Erwartungen und Überzeugungen

„What gets us into trouble, is not what we don’t know
it is what we know for sure and just ain’t so“
– Mark Twain

( Was uns Probleme macht, ist nicht das, was wir nicht wissen,
es ist das, wovon wir überzeugt sind und doch nicht so ist )

Erwartungen basieren auf unserer Fähigkeit, aus Erfahrungen zu lernen und daraus Schlüsse über mögliche, zukünftige Entwicklungen zu ziehen. Unsere Fähigkeit zu lernen ist grundlegend für alle anderen Fähigkeiten.

Nur was ist der Effekt, wenn wir uns in unseren Erwartungen versteifen und in Überzeugungen fixieren? Wie beeinflusst das unsere Fähigkeit, Neues zu lernen?

Wie flexibel können wir reagieren, wenn unsere Erwartungen nicht erfüllt werden? Wie lange verharren wir in Ärger oder Enttäuschung?

Welche Erwartungen haben wir an uns selbst und welche Überzeugungen über das, was wir können? Wie fühlen, denken und handeln wir dadurch in konkreten Situationen? Wie nehmen wir die Situation wahr? Wenn wir davon überzeugt sind, das wir etwas nicht schaffen können, werden wir es überhaupt noch versuchen? Und wie hoch sind dann die Erfolgschancen?
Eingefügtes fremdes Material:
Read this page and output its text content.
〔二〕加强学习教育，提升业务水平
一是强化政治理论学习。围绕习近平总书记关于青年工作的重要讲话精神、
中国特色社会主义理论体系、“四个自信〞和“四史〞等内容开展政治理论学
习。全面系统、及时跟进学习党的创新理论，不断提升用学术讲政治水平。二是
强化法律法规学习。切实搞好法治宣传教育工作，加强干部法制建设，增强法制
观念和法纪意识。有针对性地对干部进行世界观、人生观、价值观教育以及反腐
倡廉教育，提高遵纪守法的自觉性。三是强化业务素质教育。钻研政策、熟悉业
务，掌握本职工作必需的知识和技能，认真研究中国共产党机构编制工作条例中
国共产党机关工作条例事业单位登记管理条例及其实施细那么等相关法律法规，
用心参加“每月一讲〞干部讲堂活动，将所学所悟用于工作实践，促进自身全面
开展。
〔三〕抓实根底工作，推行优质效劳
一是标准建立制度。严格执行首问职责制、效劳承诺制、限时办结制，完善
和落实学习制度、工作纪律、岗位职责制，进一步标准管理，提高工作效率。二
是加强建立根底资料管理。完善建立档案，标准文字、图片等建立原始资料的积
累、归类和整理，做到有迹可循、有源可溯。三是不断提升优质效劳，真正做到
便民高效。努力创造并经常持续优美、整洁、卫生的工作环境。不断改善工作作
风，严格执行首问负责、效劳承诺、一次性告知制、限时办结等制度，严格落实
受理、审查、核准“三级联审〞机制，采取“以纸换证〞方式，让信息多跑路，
Was erzeugen unsere Erwartungen und Überzeugungen über uns selbst in unseren Beziehungen?

„Die Theorie bestimmt, was wir beobachten können“

-Albert Einstein

Unsere Erwartungen, Überzeugungen und Vorstellungen sind wie Filter unserer Wahrnehmung, die auch unser Handeln beeinflussen. Auf diese Art bestätigen wir dann unsere Erwartungen und so werden sie dann so normal für uns, das wir sie kaum noch wahrnehmen – so wie wir durch eine Brille schauen, ohne dass wir die Brille selbst noch sehen.

Wenn wir unsere Aufmerksamkeit auf unsere Erwartungen lenken und in dieser Haltung versteifen, verlieren wir die Flexibilität.

Die Körpertherapie ist ein Weg, die Erwartungs-Haltung wahrzunehmen und zu verändern.